Friday, March 04, 2011

What Day Is It?

All day long, I have been trying to remember what day it is (day of the week and month). Has it really been a week since that morning when I drove my child frantically to the doctor after he collapsed? At the same time it feels like we have been in the hospital for months. I am getting used to our new routine and so is Margot. The only person that I feel like is left out of the equation is little Owen. He is truly being such a trooper. I got to read him a story, pray with him, and tuck him into bed tonight which was such a treat. He also came to the hospital today to play a little of the Wii we are borrowing. I wonder how Owen is going to change while going through this with us. I find myself contemplating how the Lord will use this circumstance to shape our family. We are noticing Owen has much more confidence. He was never the best at anything, and now he is the best at everything. We know he will be good motivation for Micah on his road to recovery. We also know that Micah was always so sweet to help Owen when he couldn't do something, and I feel very sure Owen will remember this and do the same. These boys love each other. Owen was sad last night leaving the hospital and Micah gave him a toy dinosaur that Grammy had brought for him. Owen has slept with it since then. Oh, how I long to hear my boys running around the house shooting their cap guns.

Today showed a little improvement over yesterday in alertness. Micah held his head up better today, and when I arrived at the hospital this morning he was sleeping in a much more natural/comfortable looking position. He also was awake most of the day. However, his abdomen was quite distended and hurting him a bit, his liver is swollen (the doctors told us this yesterday), and he wasn't talking/swallowing/coughing as well. It seemed as though it was harder for him to make things click. Every doctor who walked in today said he looked better so that is encouraging. It is so hard to tell when you are there non-stop if he is really making any real progress. One thing we are coming to terms with is that this truly may take a long time to recover. There is one neurologist whom I feel like has been really shooting us straight. He said he has seen worse cases of ADEM, but Micah is up there. He has been telling me all week that this will most likely be a long recovery. There has been no talk of going home, and we are waiting to see if they will try another therapy on top of the steroid, or if they will be happy with the progress he is making. He has 3 more doses of the medicine left before we start an oral steroid to taper him back down for the next month or so.

As far as the highlights of our day: Micah laughed a few time tonight.

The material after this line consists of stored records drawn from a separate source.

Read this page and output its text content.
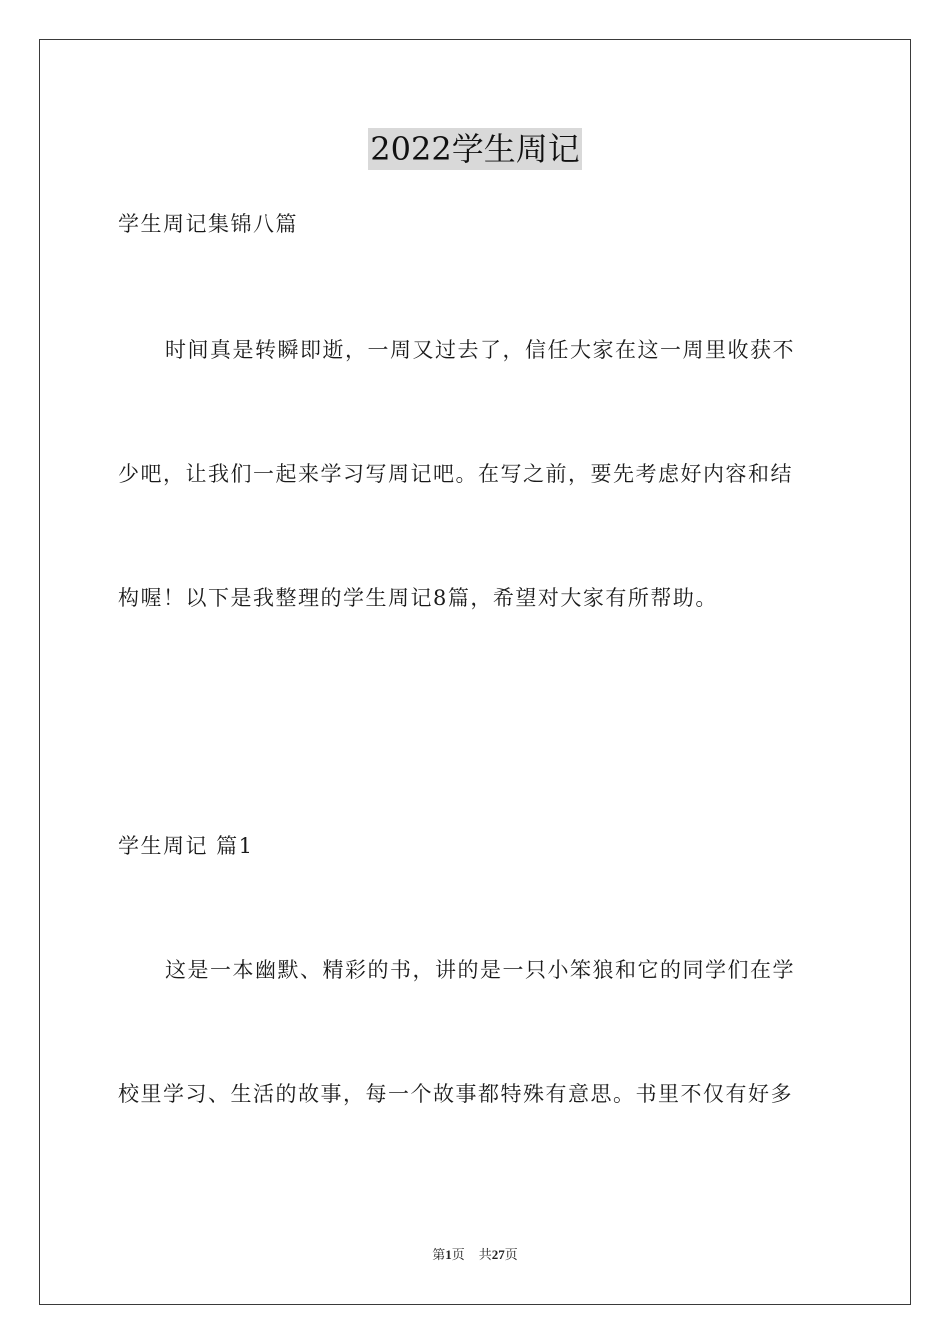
2022学生周记

学生周记集锦八篇

时间真是转瞬即逝，一周又过去了，信任大家在这一周里收获不

少吧，让我们一起来学习写周记吧。在写之前，要先考虑好内容和结

构喔！以下是我整理的学生周记8篇，希望对大家有所帮助。

学生周记 篇1

这是一本幽默、精彩的书，讲的是一只小笨狼和它的同学们在学

校里学习、生活的故事，每一个故事都特殊有意思。书里不仅有好多

第1页 共27页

It is amazing the difference we see in Micah after 5 pm when things slow down and everyone is finished coming in and out of our room. He really relaxes and is ready to have fun. We played go-fish (albeit it was very slow and we had to pause indefinitely in the middle) and he looked at some new Where's Waldo books and was locating the characters. After I left, Matt's aunt and uncle stopped by and Matt said Aunt Wendy really had Micah laughing. His laugh is joy for our souls, and we hope to see more of it in the coming days. Micah enjoyed a few bites of chicken soup and milkshake for lunch and dinner, and we are hoping that he can eat a substantial amount tomorrow in hopes of losing the feeding tube. He is really starting to get bothered by it now that he is awake more.

And now, I must say goodnight friends. Thanks for checking on our sweet Micah, for praying, for sending gifts. We are so blessed and thankful. He is hanging in there and so are Mama and Dada. We pray for continued progress and will expectantly wait for the Lord to heal our baby.

3 comments:

Unknown said...

Thank you for the update. We continue to pray for Micah and all of you.

Jeremy, Summer, Micah and Jayna said...

Continuing to pray! I found encouragement in these words this morning: "God's divine hand was active in all my unknowing and confusion, threading together every heartbreak and triumph, never wasting a swatch, working all things together for good in the way that only God can."

Raechel said...

Love you, friend. It was good to see you and sit with you last night. Standfast.